Nita memang dari dulu suka sama Kak Dimas tp Kak Dimasnya aja yang nggak peka sama perasaan Nita,tapi aku juga mau bagaimana lagi waktu itu kan hanya ada Kak Dimas yang bisa membantu aku,aku memutuskan untuk menceritakan kejadian yang sebenarnya kepada Salma dan akhirnya Salma mau mengerti keadaanku saat itu dan aku meminta tolong kepada Salma untuk menjelaskan semuanya ke Nita "Sal tolongin aku ya tolong jelasin ini semua ke Nita ceritakan kejadian ini yang sebenarnya kalau ini cuma salah paham"ujarku, "iya putt aku usahain untuk menolong kamu"jawab Salma "Makasi ya Sal" jawabku, "iyha sama-sama Put"jawabnya.

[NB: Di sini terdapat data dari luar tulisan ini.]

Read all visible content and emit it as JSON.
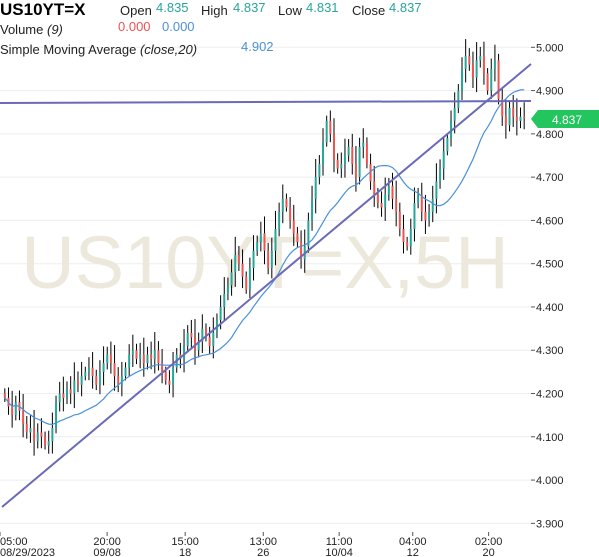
{
  "header": {
    "symbol": "US10YT=X",
    "open_label": "Open",
    "open_value": "4.835",
    "high_label": "High",
    "high_value": "4.837",
    "low_label": "Low",
    "low_value": "4.831",
    "close_label": "Close",
    "close_value": "4.837",
    "volume_label": "Volume",
    "volume_param": "(9)",
    "volume_value_1": "0.000",
    "volume_value_2": "0.000",
    "sma_label": "Simple Moving Average",
    "sma_param": "(close,20)",
    "sma_value": "4.902"
  },
  "colors": {
    "up": "#26a69a",
    "down": "#ef5350",
    "wick": "#000000",
    "sma": "#4a90d9",
    "trendline": "#6a6ab8",
    "price_badge": "#22c55e",
    "grid": "#eeeeee",
    "watermark": "#ece8dc"
  },
  "chart_data": {
    "type": "candlestick",
    "symbol": "US10YT=X",
    "watermark": "US10YT=X,5H",
    "last_price": "4.837",
    "y_ticks": [
      "3.900",
      "4.000",
      "4.100",
      "4.200",
      "4.300",
      "4.400",
      "4.500",
      "4.600",
      "4.700",
      "4.800",
      "4.900",
      "5.000"
    ],
    "ylim": [
      3.88,
      5.04
    ],
    "x_ticks": [
      {
        "top": "05:00",
        "bottom": "08/29/2023",
        "pos": 0.0
      },
      {
        "top": "20:00",
        "bottom": "09/08",
        "pos": 0.2017
      },
      {
        "top": "15:00",
        "bottom": "18",
        "pos": 0.3487
      },
      {
        "top": "13:00",
        "bottom": "26",
        "pos": 0.4958
      },
      {
        "top": "11:00",
        "bottom": "10/04",
        "pos": 0.6387
      },
      {
        "top": "04:00",
        "bottom": "12",
        "pos": 0.7773
      },
      {
        "top": "02:00",
        "bottom": "20",
        "pos": 0.9202
      }
    ],
    "closes": [
      4.19,
      4.17,
      4.15,
      4.18,
      4.16,
      4.13,
      4.11,
      4.12,
      4.09,
      4.11,
      4.1,
      4.08,
      4.09,
      4.12,
      4.18,
      4.2,
      4.19,
      4.21,
      4.2,
      4.23,
      4.22,
      4.24,
      4.25,
      4.26,
      4.24,
      4.22,
      4.25,
      4.27,
      4.29,
      4.27,
      4.24,
      4.22,
      4.24,
      4.26,
      4.29,
      4.3,
      4.28,
      4.29,
      4.27,
      4.29,
      4.28,
      4.3,
      4.27,
      4.25,
      4.23,
      4.22,
      4.26,
      4.29,
      4.28,
      4.31,
      4.34,
      4.33,
      4.3,
      4.32,
      4.35,
      4.33,
      4.31,
      4.34,
      4.37,
      4.4,
      4.43,
      4.45,
      4.48,
      4.52,
      4.5,
      4.47,
      4.44,
      4.49,
      4.53,
      4.55,
      4.57,
      4.53,
      4.49,
      4.53,
      4.58,
      4.62,
      4.65,
      4.63,
      4.6,
      4.57,
      4.55,
      4.51,
      4.54,
      4.6,
      4.65,
      4.7,
      4.73,
      4.78,
      4.83,
      4.8,
      4.74,
      4.72,
      4.73,
      4.75,
      4.77,
      4.73,
      4.7,
      4.77,
      4.78,
      4.73,
      4.69,
      4.66,
      4.64,
      4.63,
      4.66,
      4.68,
      4.65,
      4.62,
      4.58,
      4.55,
      4.54,
      4.58,
      4.64,
      4.66,
      4.62,
      4.6,
      4.62,
      4.65,
      4.69,
      4.72,
      4.76,
      4.79,
      4.83,
      4.86,
      4.9,
      4.95,
      4.98,
      4.96,
      4.93,
      4.97,
      4.98,
      4.94,
      4.9,
      4.95,
      4.97,
      4.88,
      4.84,
      4.82,
      4.86,
      4.84,
      4.83,
      4.84,
      4.837
    ]
  }
}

Aku heran dan berpikir bagaimana Nita bisa tau kalau aku kemarin sama Kak Dimas "ehh sal Nita tau kalau aku kemarin sama Kak Dimas dari siapa?"tanyaku pada Salma "katanya tadi sih ada yang ngefoto kamu sedang boncengan sama Kak Dimas terus foto itu dikirim ke Nita,tp Nita nggak ngomong siapa yang ngirim"jawabnya.
Akhirnya jam pulang sekolah telah tiba dan Nita masih marah ke padaku.Sesampainya dirumah aku menerima pesan dari Salma "Put Nita nggak mau mendengar penjelasan dari kamu,saat aku ngejelasin dia malah pergi" isi pesan Salma.Aku pun jadi bingung harus bagaimana..akhirnya aku memutuskan untuk menelvonnya dan menjelaskannya sendiri "tutt...tutt...tutt.." udah 3 kali aku menelvon Nita tetapi Nita tidak mengangkatnya tp aku tidak putus asa untuk menelvonnya aku terus mencoba menelvonnya, dan akhirnya sudah ke berapa kali aku menelvonnya akhirnya diangkat juga " halo nit maafin aku... ini cuma salah paham nit" Nita pun masih tetap diam dan akhirnya aku langsung ngejelasin semua kejadian yang sebenarnya,setelah aku menjelaskan semua kejadian itu akhirnya Nita mau memafkan aku "Iya Put maafin aku juga ya aku udah nggak mau mendengar penjelasan kamu"Ujar Nita.
Akhirnya kita pun baikan lagi dan masalah ini kita jadikan pelajaran bahwa suatu masalah tidak akan cepat selesai tanpa adanya penjelasan.